All of us who support and provide childhood vaccinations should be aware of the recent landmark decisions of the federal “vaccine court,” a program where claims are decided by the Office of Special Masters, a part of the U.S. Court of Federal Claims. As recounted in the article here by Smith and Marshall (see page 476), on February 12, 2009, the vaccine court completely rejected claims that thimerosal and MMR cause autism, and on March 12, 2010 that thimerosal alone causes autism, using very strong language in both instances. On February 2, 2010, The Lancet formally retracted the 1998 paper by Dr. Andrew Wakefield and colleagues that first claimed the now disproved relationship between MMR and autism. The General Medical Council of the United Kingdom has found evidence of serious professional misconduct by Wakefield and two colleagues, and on May 24, 2010, “struck” Wakefield from the medical register, effectively withdrawing his U.K. medical license. These actions should help quiet the false assertions of a vaccine link to autism.
I have recently received a copy of the third edition of The Vaccine Handbook: A Practical Guide for Clinicians, by Gary S. Marshall, MD, and strongly recommend it to those in general pediatric practice. It is published by Professional Communications, Inc. This handbook is full of practical information covering virtually all aspects of the topic and answering just about all questions related to vaccines that parents may pose to physicians. Individual chapters are devoted to each vaccine-preventable disease and the appropriate vaccine(s). This is a terrific guide to have for ready access in the office, and it has a very useful index.

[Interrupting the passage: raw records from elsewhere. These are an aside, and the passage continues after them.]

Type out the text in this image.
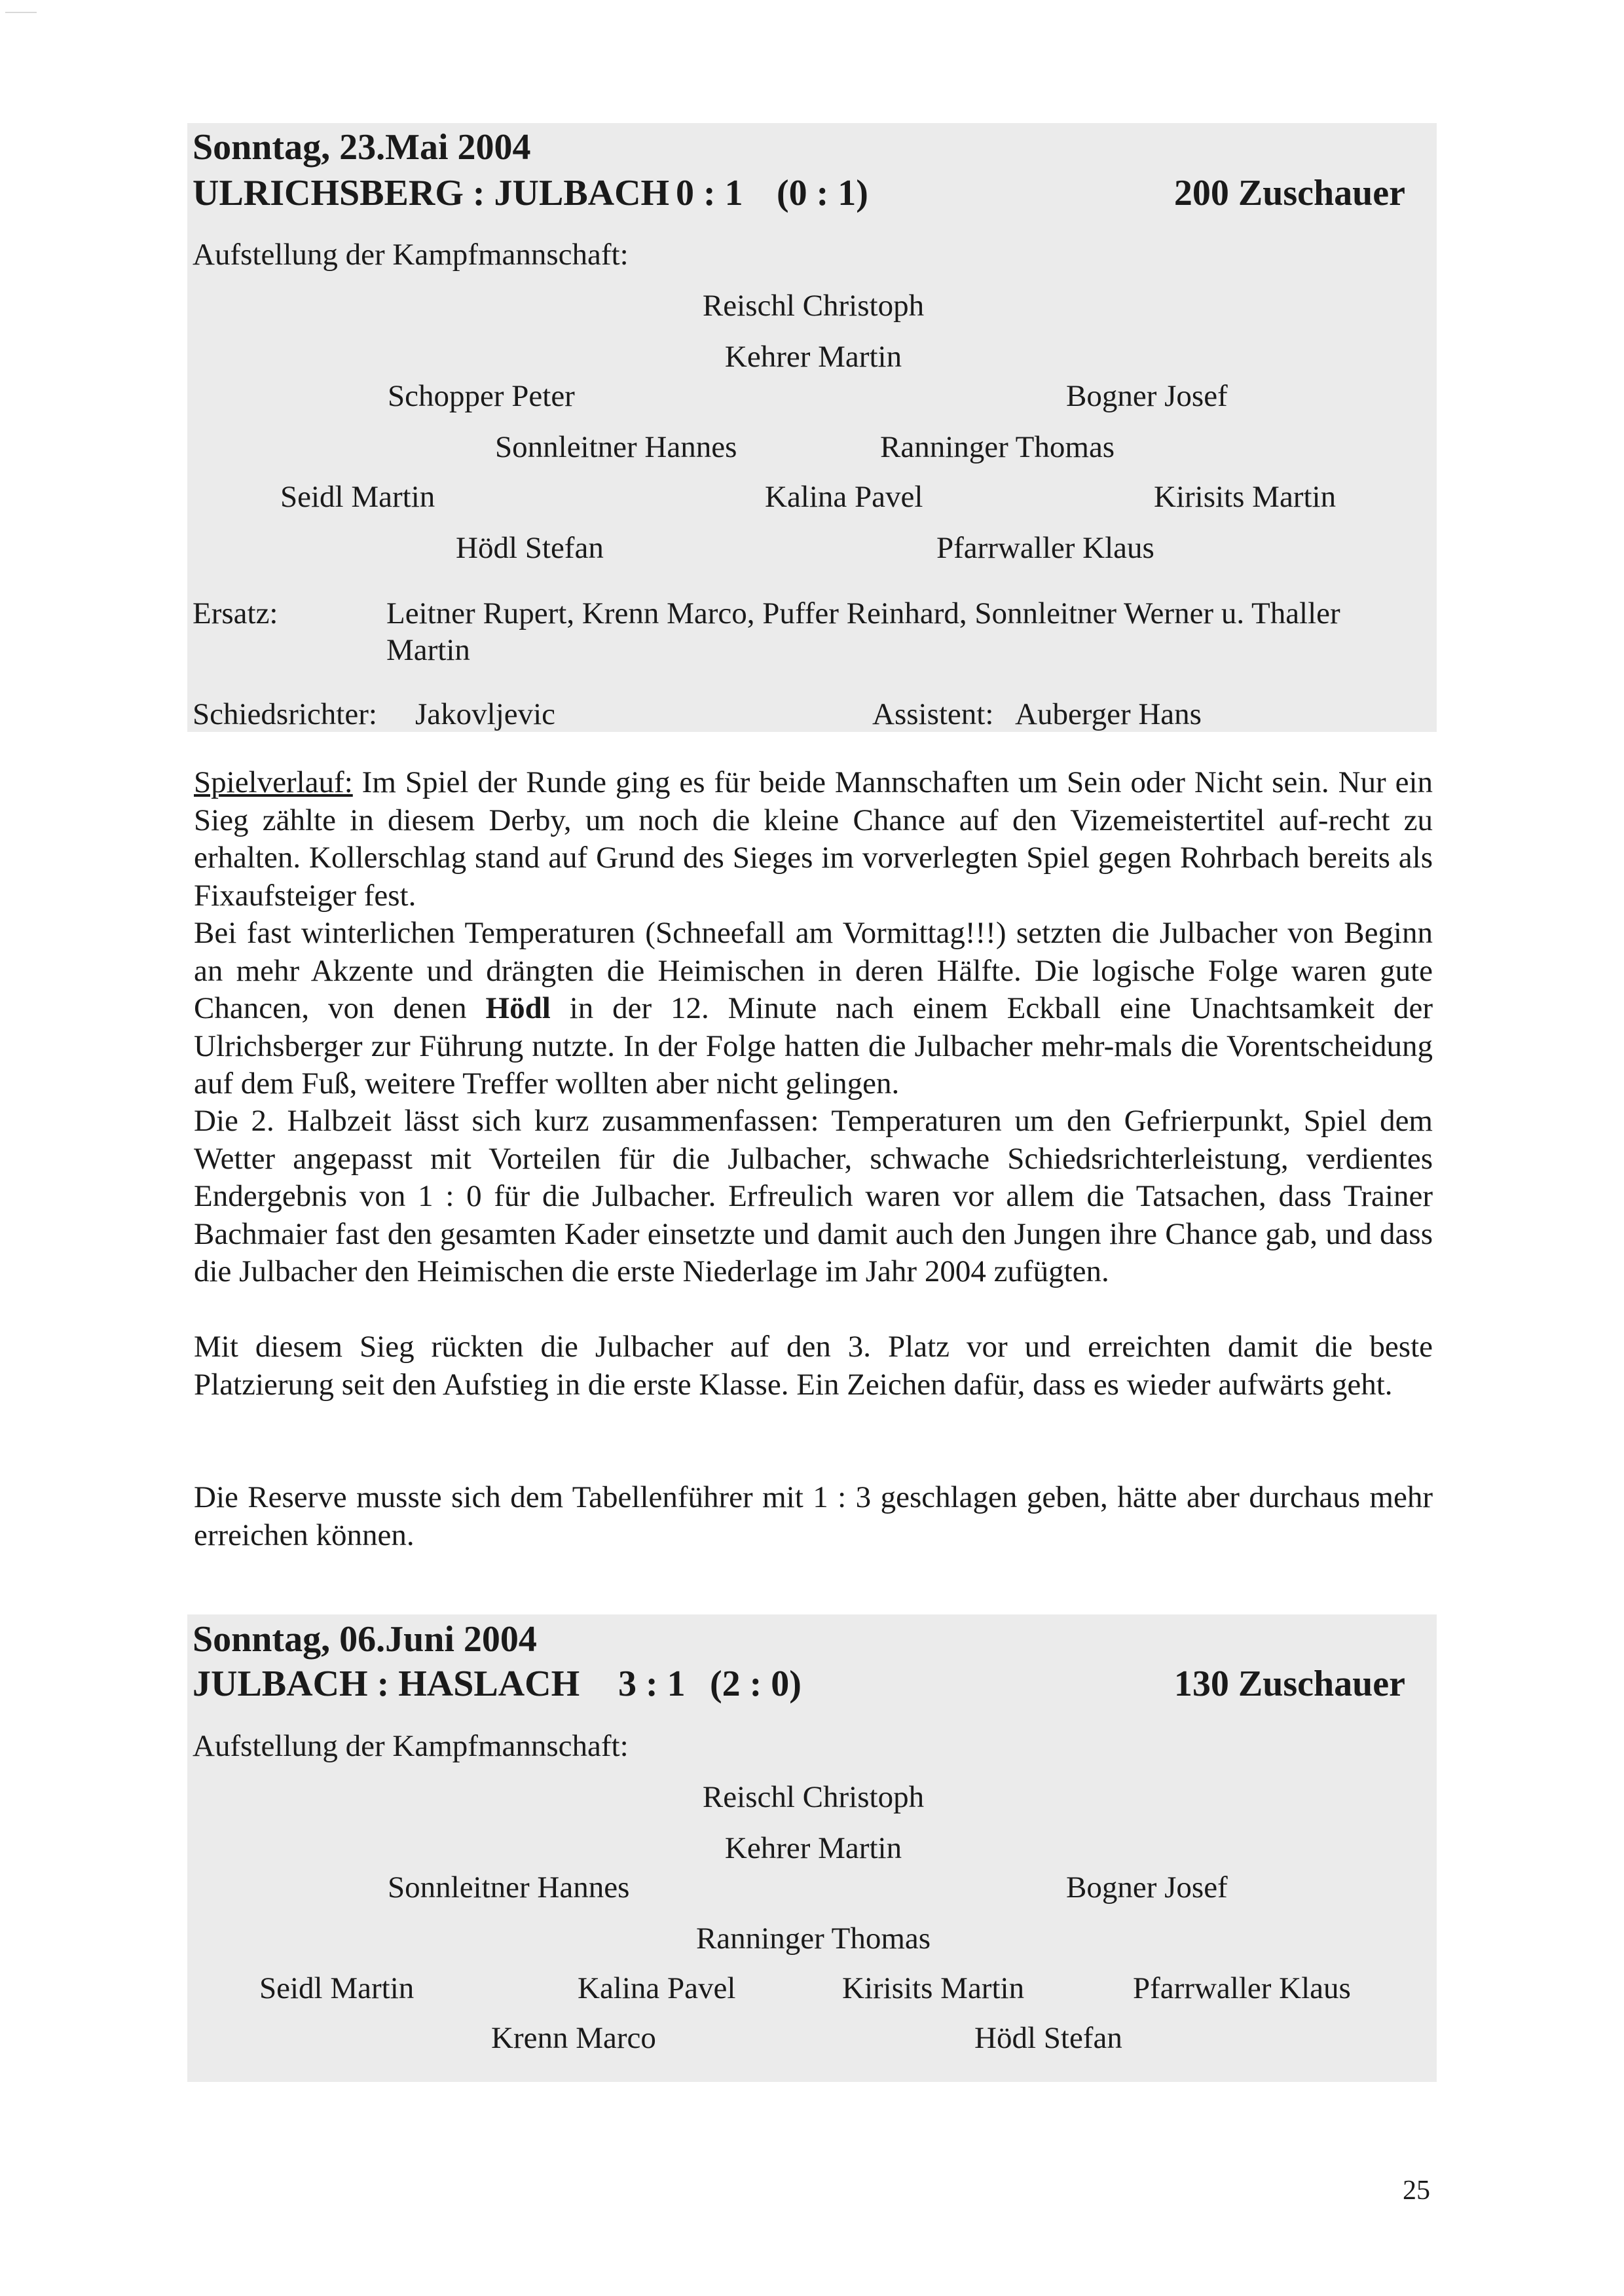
Sonntag, 23.Mai 2004
ULRICHSBERG : JULBACH 0 : 1 (0 : 1)	200 Zuschauer
Aufstellung der Kampfmannschaft:
Reischl Christoph
Kehrer Martin
Schopper Peter	Bogner Josef
Sonnleitner Hannes	Ranninger Thomas
Seidl Martin	Kalina Pavel	Kirisits Martin
Hödl Stefan	Pfarrwaller Klaus
Ersatz:	Leitner Rupert, Krenn Marco, Puffer Reinhard, Sonnleitner Werner u. Thaller
Martin
Schiedsrichter: Jakovljevic	Assistent: Auberger Hans
Spielverlauf: Im Spiel der Runde ging es für beide Mannschaften um Sein oder Nicht sein. Nur ein Sieg zählte in diesem Derby, um noch die kleine Chance auf den Vizemeistertitel auf-recht zu erhalten. Kollerschlag stand auf Grund des Sieges im vorverlegten Spiel gegen Rohrbach bereits als Fixaufsteiger fest.
Bei fast winterlichen Temperaturen (Schneefall am Vormittag!!!) setzten die Julbacher von Beginn an mehr Akzente und drängten die Heimischen in deren Hälfte. Die logische Folge waren gute Chancen, von denen Hödl in der 12. Minute nach einem Eckball eine Unachtsamkeit der Ulrichsberger zur Führung nutzte. In der Folge hatten die Julbacher mehr-mals die Vorentscheidung auf dem Fuß, weitere Treffer wollten aber nicht gelingen.
Die 2. Halbzeit lässt sich kurz zusammenfassen: Temperaturen um den Gefrierpunkt, Spiel dem Wetter angepasst mit Vorteilen für die Julbacher, schwache Schiedsrichterleistung, verdientes Endergebnis von 1 : 0 für die Julbacher. Erfreulich waren vor allem die Tatsachen, dass Trainer Bachmaier fast den gesamten Kader einsetzte und damit auch den Jungen ihre Chance gab, und dass die Julbacher den Heimischen die erste Niederlage im Jahr 2004 zufügten.
Mit diesem Sieg rückten die Julbacher auf den 3. Platz vor und erreichten damit die beste Platzierung seit den Aufstieg in die erste Klasse. Ein Zeichen dafür, dass es wieder aufwärts geht.
Die Reserve musste sich dem Tabellenführer mit 1 : 3 geschlagen geben, hätte aber durchaus mehr erreichen können.
Sonntag, 06.Juni 2004
JULBACH : HASLACH 3 : 1 (2 : 0)	130 Zuschauer
Aufstellung der Kampfmannschaft:
Reischl Christoph
Kehrer Martin
Sonnleitner Hannes	Bogner Josef
Ranninger Thomas
Seidl Martin	Kalina Pavel	Kirisits Martin	Pfarrwaller Klaus
Krenn Marco	Hödl Stefan
25
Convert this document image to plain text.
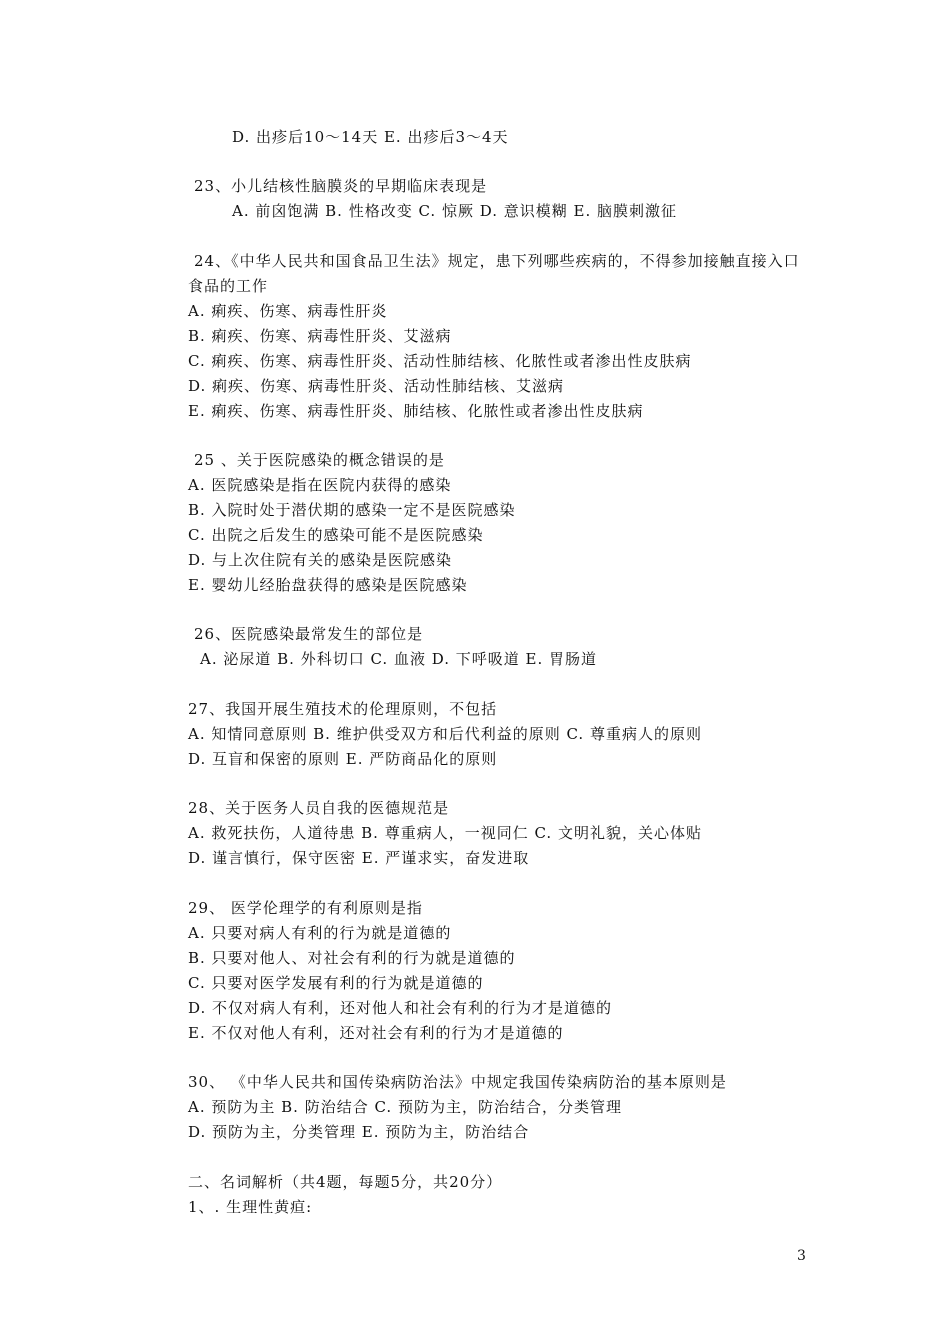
D. 出疹后10～14天 E. 出疹后3～4天
23、小儿结核性脑膜炎的早期临床表现是
A. 前囟饱满 B. 性格改变 C. 惊厥 D. 意识模糊 E. 脑膜刺激征
24、《中华人民共和国食品卫生法》规定，患下列哪些疾病的，不得参加接触直接入口
食品的工作
A. 痢疾、伤寒、病毒性肝炎
B. 痢疾、伤寒、病毒性肝炎、艾滋病
C. 痢疾、伤寒、病毒性肝炎、活动性肺结核、化脓性或者渗出性皮肤病
D. 痢疾、伤寒、病毒性肝炎、活动性肺结核、艾滋病
E. 痢疾、伤寒、病毒性肝炎、肺结核、化脓性或者渗出性皮肤病
25 、关于医院感染的概念错误的是
A. 医院感染是指在医院内获得的感染
B. 入院时处于潜伏期的感染一定不是医院感染
C. 出院之后发生的感染可能不是医院感染
D. 与上次住院有关的感染是医院感染
E. 婴幼儿经胎盘获得的感染是医院感染
26、医院感染最常发生的部位是
A. 泌尿道 B. 外科切口 C. 血液 D. 下呼吸道 E. 胃肠道
27、我国开展生殖技术的伦理原则，不包括
A. 知情同意原则 B. 维护供受双方和后代利益的原则 C. 尊重病人的原则
D. 互盲和保密的原则 E. 严防商品化的原则
28、关于医务人员自我的医德规范是
A. 救死扶伤，人道待患 B. 尊重病人，一视同仁 C. 文明礼貌，关心体贴
D. 谨言慎行，保守医密 E. 严谨求实，奋发进取
29、 医学伦理学的有利原则是指
A. 只要对病人有利的行为就是道德的
B. 只要对他人、对社会有利的行为就是道德的
C. 只要对医学发展有利的行为就是道德的
D. 不仅对病人有利，还对他人和社会有利的行为才是道德的
E. 不仅对他人有利，还对社会有利的行为才是道德的
30、 《中华人民共和国传染病防治法》中规定我国传染病防治的基本原则是
A. 预防为主 B. 防治结合 C. 预防为主，防治结合，分类管理
D. 预防为主，分类管理 E. 预防为主，防治结合
二、名词解析（共4题，每题5分，共20分）
1、. 生理性黄疸:
3
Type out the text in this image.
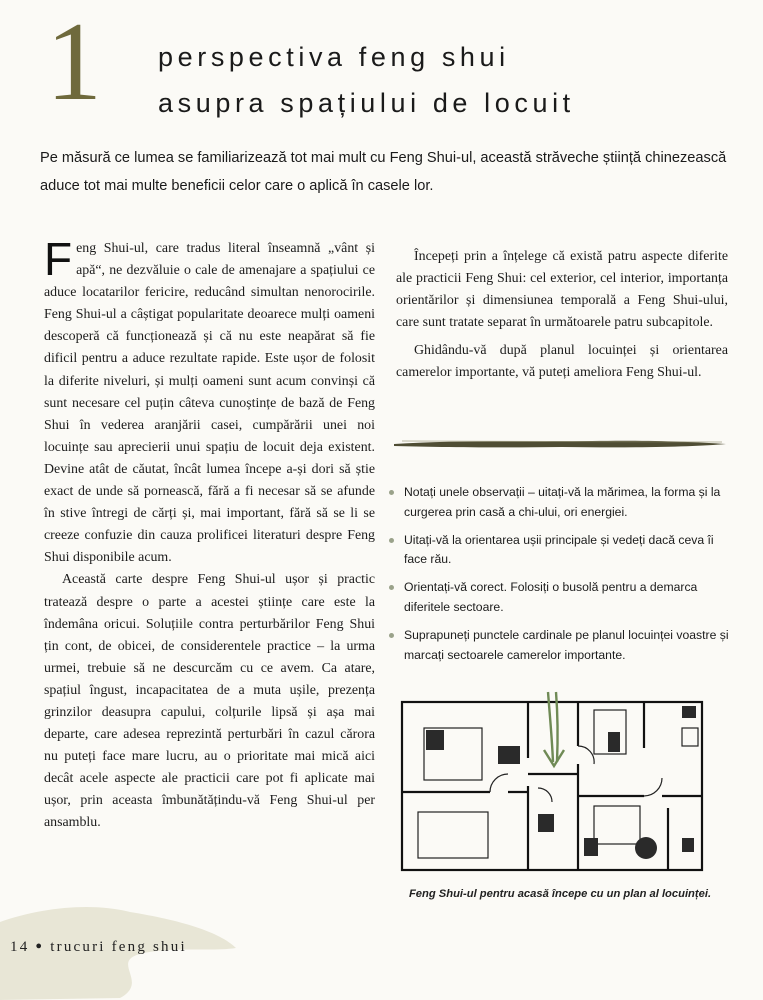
1 perspectiva feng shui
asupra spațiului de locuit
Pe măsură ce lumea se familiarizează tot mai mult cu Feng Shui-ul, această străveche știință chinezească aduce tot mai multe beneficii celor care o aplică în casele lor.

Feng Shui-ul, care tradus literal înseamnă „vânt și apă“, ne dezvăluie o cale de amenajare a spațiului ce aduce locatarilor fericire, reducând simultan nenorocirile. Feng Shui-ul a câștigat popularitate deoarece mulți oameni descoperă că funcționează și că nu este neapărat să fie dificil pentru a aduce rezultate rapide. Este ușor de folosit la diferite niveluri, și mulți oameni sunt acum convinși că sunt necesare cel puțin câteva cunoștințe de bază de Feng Shui în vederea aranjării casei, cumpărării unei noi locuințe sau aprecierii unui spațiu de locuit deja existent. Devine atât de căutat, încât lumea începe a-și dori să știe exact de unde să pornească, fără a fi necesar să se afunde în stive întregi de cărți și, mai important, fără să se li se creeze confuzie din cauza prolificei literaturi despre Feng Shui disponibile acum.

Această carte despre Feng Shui-ul ușor și practic tratează despre o parte a acestei științe care este la îndemâna oricui. Soluțiile contra perturbărilor Feng Shui țin cont, de obicei, de considerentele practice – la urma urmei, trebuie să ne descurcăm cu ce avem. Ca atare, spațiul îngust, incapacitatea de a muta ușile, prezența grinzilor deasupra capului, colțurile lipsă și așa mai departe, care adesea reprezintă perturbări în cazul cărora nu puteți face mare lucru, au o prioritate mai mică aici decât acele aspecte ale practicii care pot fi aplicate mai ușor, prin aceasta îmbunătățindu-vă Feng Shui-ul per ansamblu.

Începeți prin a înțelege că există patru aspecte diferite ale practicii Feng Shui: cel exterior, cel interior, importanța orientărilor și dimensiunea temporală a Feng Shui-ului, care sunt tratate separat în următoarele patru subcapitole.

Ghidându-vă după planul locuinței și orientarea camerelor importante, vă puteți ameliora Feng Shui-ul.

Notați unele observații – uitați-vă la mărimea, la forma și la curgerea prin casă a chi-ului, ori energiei.
Uitați-vă la orientarea ușii principale și vedeți dacă ceva îi face rău.
Orientați-vă corect. Folosiți o busolă pentru a demarca diferitele sectoare.
Suprapuneți punctele cardinale pe planul locuinței voastre și marcați sectoarele camerelor importante.
Feng Shui-ul pentru acasă începe cu un plan al locuinței.
14 ● trucuri feng shui
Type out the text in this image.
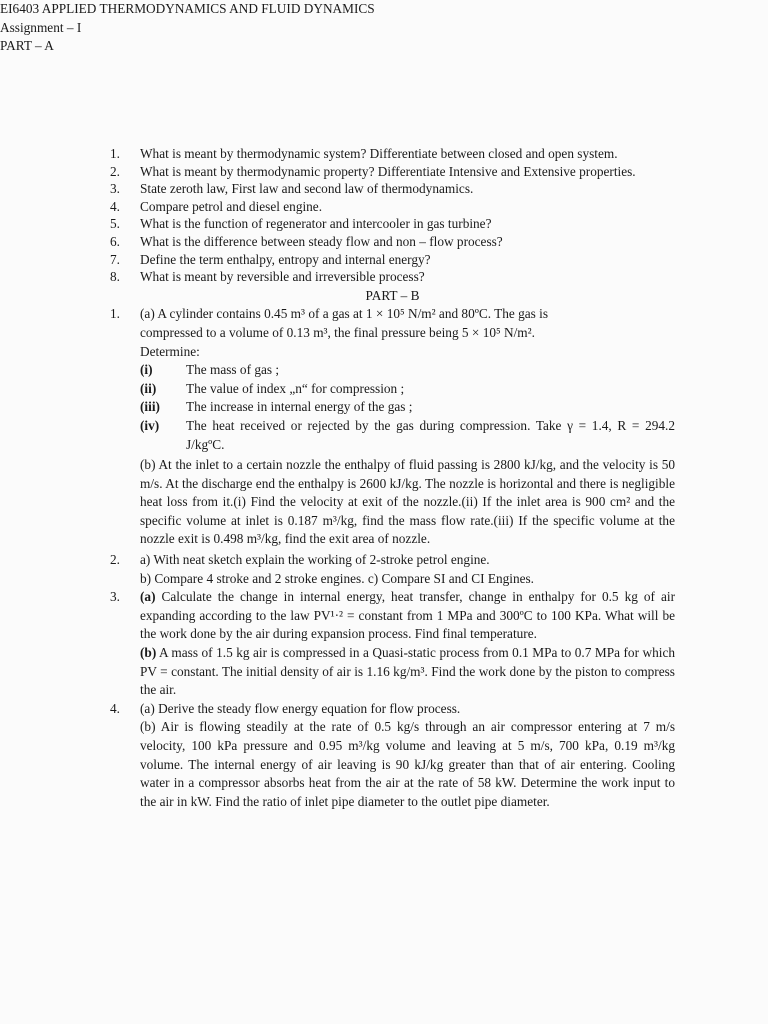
EI6403 APPLIED THERMODYNAMICS AND FLUID DYNAMICS
Assignment – I
PART – A
1.	What is meant by thermodynamic system? Differentiate between closed and open system.
2.	What is meant by thermodynamic property? Differentiate Intensive and Extensive properties.
3.	State zeroth law, First law and second law of thermodynamics.
4.	Compare petrol and diesel engine.
5.	What is the function of regenerator and intercooler in gas turbine?
6.	What is the difference between steady flow and non – flow process?
7.	Define the term enthalpy, entropy and internal energy?
8.	What is meant by reversible and irreversible process?
PART – B
1.	(a) A cylinder contains 0.45 m³ of a gas at 1 × 10⁵ N/m² and 80ºC. The gas is
compressed to a volume of 0.13 m³, the final pressure being 5 × 10⁵ N/m².
Determine:
(i)	The mass of gas ;
(ii)	The value of index „n“ for compression ;
(iii)	The increase in internal energy of the gas ;
(iv)	The heat received or rejected by the gas during compression. Take γ = 1.4, R = 294.2 J/kgºC.
(b) At the inlet to a certain nozzle the enthalpy of fluid passing is 2800 kJ/kg, and the velocity is 50 m/s. At the discharge end the enthalpy is 2600 kJ/kg. The nozzle is horizontal and there is negligible heat loss from it.(i) Find the velocity at exit of the nozzle.(ii) If the inlet area is 900 cm² and the specific volume at inlet is 0.187 m³/kg, find the mass flow rate.(iii) If the specific volume at the nozzle exit is 0.498 m³/kg, find the exit area of nozzle.
2.	a) With neat sketch explain the working of 2-stroke petrol engine.
b) Compare 4 stroke and 2 stroke engines. c) Compare SI and CI Engines.
3.	(a) Calculate the change in internal energy, heat transfer, change in enthalpy for 0.5 kg of air expanding according to the law PV¹·² = constant from 1 MPa and 300ºC to 100 KPa. What will be the work done by the air during expansion process. Find final temperature.
(b) A mass of 1.5 kg air is compressed in a Quasi-static process from 0.1 MPa to 0.7 MPa for which PV = constant. The initial density of air is 1.16 kg/m³. Find the work done by the piston to compress the air.
4.	(a) Derive the steady flow energy equation for flow process.
(b) Air is flowing steadily at the rate of 0.5 kg/s through an air compressor entering at 7 m/s velocity, 100 kPa pressure and 0.95 m³/kg volume and leaving at 5 m/s, 700 kPa, 0.19 m³/kg volume. The internal energy of air leaving is 90 kJ/kg greater than that of air entering. Cooling water in a compressor absorbs heat from the air at the rate of 58 kW. Determine the work input to the air in kW. Find the ratio of inlet pipe diameter to the outlet pipe diameter.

For the stamps to accompany this column and issue on immunization, I have chosen two related to smallpox immunization and Edward Jenner and two honoring Louis Pasteur. The 1978 Nigerian stamp supporting the now-successful Global Crusade for the Eradication of Smallpox portrays a mother holding her child (see page 460), who is covered with smallpox lesions, which are centripetal (mainly truncal) in distribution. The complete eradication of this major cause of morbidity and mortality, which is known to have affected man since before 1500 BC, is one of the greatest scientific achievements. The 1978 stamp from Senegal in French West Africa depicts Jenner (1749–1823), who appears to be looking down upon an outdoor immunization clinic (see page 460). Jenner’s story of experiments from 1796–1801 is familiar, and in 1801 he predicted the ultimate eradication of smallpox. The world’s last case of endemic smallpox occurred on October 31, 1977, in Somalia, and the last lab-acquired case occurred in Birmingham, England, in 1978. The other two stamps, from Turkey and the Republic of Cameroon, show the most famous portrait of Louis Pasteur (1822–1895), the greatest French scientist, whose many achievements include the development of the attenuated rabies vaccine, another familiar story. In this portrait by Albert Edelfelt, which is on the cover of most French high school science texts, Pasteur is examining a dried rabbit spinal cord within a flask, serial passaging in this way being central to his successful attenuation of the very deadly rabies virus.
Jenner and Pasteur each experienced substantial criticism of his scientific achievements by the antivaccine forces of the day, but their legacies survived, and the world will be indebted to their perseverance and will always honor their contributions.